Sorry for necromancing this post again. I’m following up with another question after running MetaPhlAn 4.1 and comparing the stats with the input FASTQ files.

Here’s the setup:

  • I input two paired-end FASTQ files (host removed), each with 99,320 reads.

  • I verified that all reads are ≥70 bp using both seqkit and awk, e.g.:

    zcat RC2_host_rm_1.fq.gz | awk 'NR%4==2{if(length($0)>=70) count++} END{print count}'
    # Output: 99320
    

    Same result using:

    seqkit seq -m 70 RC2_host_rm_1.fq.gz | grep -c "^@"
    # Output: 99320
    
  • So based on your previous response that MetaPhlAn filters out reads shorter than 70 bp, I think this show there will be no read drop as all reads are above the threshold.

Then, I ran MetaPhlAn with this command:

metaphlan RC2_host_rm_1.fq.gz,RC2_host_rm_2.fq.gz \
  --input_type fastq -t rel_ab_w_read_stats \
  --index mpa_vJun23_CHOCOPhlAnSGB_202307 \
  --bowtie2db /home/bt2db/ \
  --bowtie2out RC2.bowtie2.bz2 \
  --nproc 8 -s RC2_metaphlan.sam -o RC2_profile_abs.txt

And I got this in the RC2_profile_abs.txt header:

#198640 reads processed
#estimated_reads_mapped_to_known_clades:82739

But here’s where I get confused:

  • There are 99,320 reads are in each file, and all are ≥70 bp, while MetaPhlAn report 198,640 reads processed (I guess this is because it added R1 + R2, so far so good),

  • Then only 82,739 reads are estimated to come from known clades (which as you said, some reads may belong to unclassified taxa or not present in the database, thus the number dropped),

  • However, when I export a sam file and do a flagstat, I saw only 4,944 reads appear as mapped in the SAM file:

    samtools flagstat RC2_metaphlan.sam
    # 4944 + 0 in total
    # 4944 + 0 mapped (100.00%)
    

:red_question_mark: My questions:

  1. What is the relationship between:

    • Number of input reads (198,640),
    • Number of mapped reads in the .sam (4,944),
    • Estimated number of reads from known clades (82,739)?
  2. Can I use samtools flagstat on the MetaPhlAn .sam file to infer anything meaningful about read mapping rate, coverage, or sequencing depth?

    • What does the 100% mapping rate reflect?

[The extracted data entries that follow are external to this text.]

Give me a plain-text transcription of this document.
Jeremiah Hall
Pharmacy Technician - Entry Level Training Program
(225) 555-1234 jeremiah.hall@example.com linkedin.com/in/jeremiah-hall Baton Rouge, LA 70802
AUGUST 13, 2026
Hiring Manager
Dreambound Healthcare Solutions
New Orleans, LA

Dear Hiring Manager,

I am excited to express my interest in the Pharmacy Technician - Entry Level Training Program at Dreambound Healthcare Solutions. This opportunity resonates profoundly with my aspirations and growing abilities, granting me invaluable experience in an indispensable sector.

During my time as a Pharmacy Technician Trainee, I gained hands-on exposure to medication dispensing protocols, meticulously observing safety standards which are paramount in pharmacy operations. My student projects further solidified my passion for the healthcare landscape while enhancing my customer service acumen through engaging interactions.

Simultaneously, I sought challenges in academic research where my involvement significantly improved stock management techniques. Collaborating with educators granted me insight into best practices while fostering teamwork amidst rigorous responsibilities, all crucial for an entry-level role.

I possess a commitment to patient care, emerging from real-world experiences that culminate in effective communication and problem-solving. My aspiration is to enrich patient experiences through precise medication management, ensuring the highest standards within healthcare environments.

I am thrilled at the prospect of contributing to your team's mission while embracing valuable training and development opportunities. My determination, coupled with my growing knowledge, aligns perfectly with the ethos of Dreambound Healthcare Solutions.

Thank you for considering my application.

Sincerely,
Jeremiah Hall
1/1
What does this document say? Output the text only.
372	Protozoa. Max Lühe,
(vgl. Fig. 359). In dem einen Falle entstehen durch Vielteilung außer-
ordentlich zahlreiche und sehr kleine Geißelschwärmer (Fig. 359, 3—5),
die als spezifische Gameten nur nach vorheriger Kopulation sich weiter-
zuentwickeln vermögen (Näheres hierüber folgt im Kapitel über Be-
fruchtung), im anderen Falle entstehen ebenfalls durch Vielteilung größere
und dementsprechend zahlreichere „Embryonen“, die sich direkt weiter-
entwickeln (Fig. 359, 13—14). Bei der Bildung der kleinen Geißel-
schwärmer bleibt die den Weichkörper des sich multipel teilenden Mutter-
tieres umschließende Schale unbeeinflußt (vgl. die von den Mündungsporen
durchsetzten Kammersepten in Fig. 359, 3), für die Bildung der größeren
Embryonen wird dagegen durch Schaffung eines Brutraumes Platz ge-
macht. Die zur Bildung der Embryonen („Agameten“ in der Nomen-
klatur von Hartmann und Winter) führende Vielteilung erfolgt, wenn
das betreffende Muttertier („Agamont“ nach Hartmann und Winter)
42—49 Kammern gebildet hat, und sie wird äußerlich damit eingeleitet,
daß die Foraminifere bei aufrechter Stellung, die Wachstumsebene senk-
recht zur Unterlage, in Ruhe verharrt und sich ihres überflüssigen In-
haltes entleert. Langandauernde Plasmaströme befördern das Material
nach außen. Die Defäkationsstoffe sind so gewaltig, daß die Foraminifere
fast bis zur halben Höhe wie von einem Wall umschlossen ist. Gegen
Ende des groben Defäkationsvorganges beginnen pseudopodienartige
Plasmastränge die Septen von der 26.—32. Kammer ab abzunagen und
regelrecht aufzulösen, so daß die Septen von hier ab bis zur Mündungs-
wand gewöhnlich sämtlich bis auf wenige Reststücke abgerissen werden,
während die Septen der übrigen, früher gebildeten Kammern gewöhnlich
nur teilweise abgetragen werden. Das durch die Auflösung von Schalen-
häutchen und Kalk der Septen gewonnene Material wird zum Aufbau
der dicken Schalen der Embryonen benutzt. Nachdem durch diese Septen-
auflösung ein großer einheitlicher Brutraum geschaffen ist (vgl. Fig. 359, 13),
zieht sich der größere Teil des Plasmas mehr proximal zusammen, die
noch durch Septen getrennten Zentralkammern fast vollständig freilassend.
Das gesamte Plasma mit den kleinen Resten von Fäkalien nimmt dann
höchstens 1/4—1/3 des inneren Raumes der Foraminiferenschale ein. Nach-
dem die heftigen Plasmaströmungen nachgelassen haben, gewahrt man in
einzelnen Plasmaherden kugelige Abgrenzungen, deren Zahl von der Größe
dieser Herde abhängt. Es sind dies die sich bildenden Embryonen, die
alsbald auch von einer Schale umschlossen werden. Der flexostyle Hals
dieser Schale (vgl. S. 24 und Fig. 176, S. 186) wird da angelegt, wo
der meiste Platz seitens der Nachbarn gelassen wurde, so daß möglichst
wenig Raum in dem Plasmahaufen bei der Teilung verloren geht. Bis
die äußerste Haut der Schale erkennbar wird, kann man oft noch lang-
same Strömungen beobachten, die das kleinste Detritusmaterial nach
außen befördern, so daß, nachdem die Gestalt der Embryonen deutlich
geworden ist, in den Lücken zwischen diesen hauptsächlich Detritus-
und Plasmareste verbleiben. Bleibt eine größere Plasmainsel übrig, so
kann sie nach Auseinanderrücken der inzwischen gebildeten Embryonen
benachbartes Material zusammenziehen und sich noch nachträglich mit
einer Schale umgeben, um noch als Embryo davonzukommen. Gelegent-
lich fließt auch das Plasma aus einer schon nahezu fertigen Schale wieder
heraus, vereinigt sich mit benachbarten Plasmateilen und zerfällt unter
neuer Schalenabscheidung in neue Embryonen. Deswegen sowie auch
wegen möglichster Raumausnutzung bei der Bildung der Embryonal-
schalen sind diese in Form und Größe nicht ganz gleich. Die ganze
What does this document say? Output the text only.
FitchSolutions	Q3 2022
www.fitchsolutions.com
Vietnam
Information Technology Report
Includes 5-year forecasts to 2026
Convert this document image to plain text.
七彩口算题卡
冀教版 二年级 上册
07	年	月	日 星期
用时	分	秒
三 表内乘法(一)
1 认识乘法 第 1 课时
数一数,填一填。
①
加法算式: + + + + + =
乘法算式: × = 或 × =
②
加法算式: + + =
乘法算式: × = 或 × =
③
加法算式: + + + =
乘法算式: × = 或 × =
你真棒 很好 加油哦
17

Is it a subset of the total 198,640 reads?
  3. Similarly, can I use samtools coverage and samtools depth on the MetaPhlAn .sam file to infer anything meaningful about read mapping rate, coverage, or sequencing depth?

I’m trying to understand what each number represents in the pipeline and whether any of them can inform about read alignment quality or some statistics about sequencing coverage.


Thanks again for the great tool and support!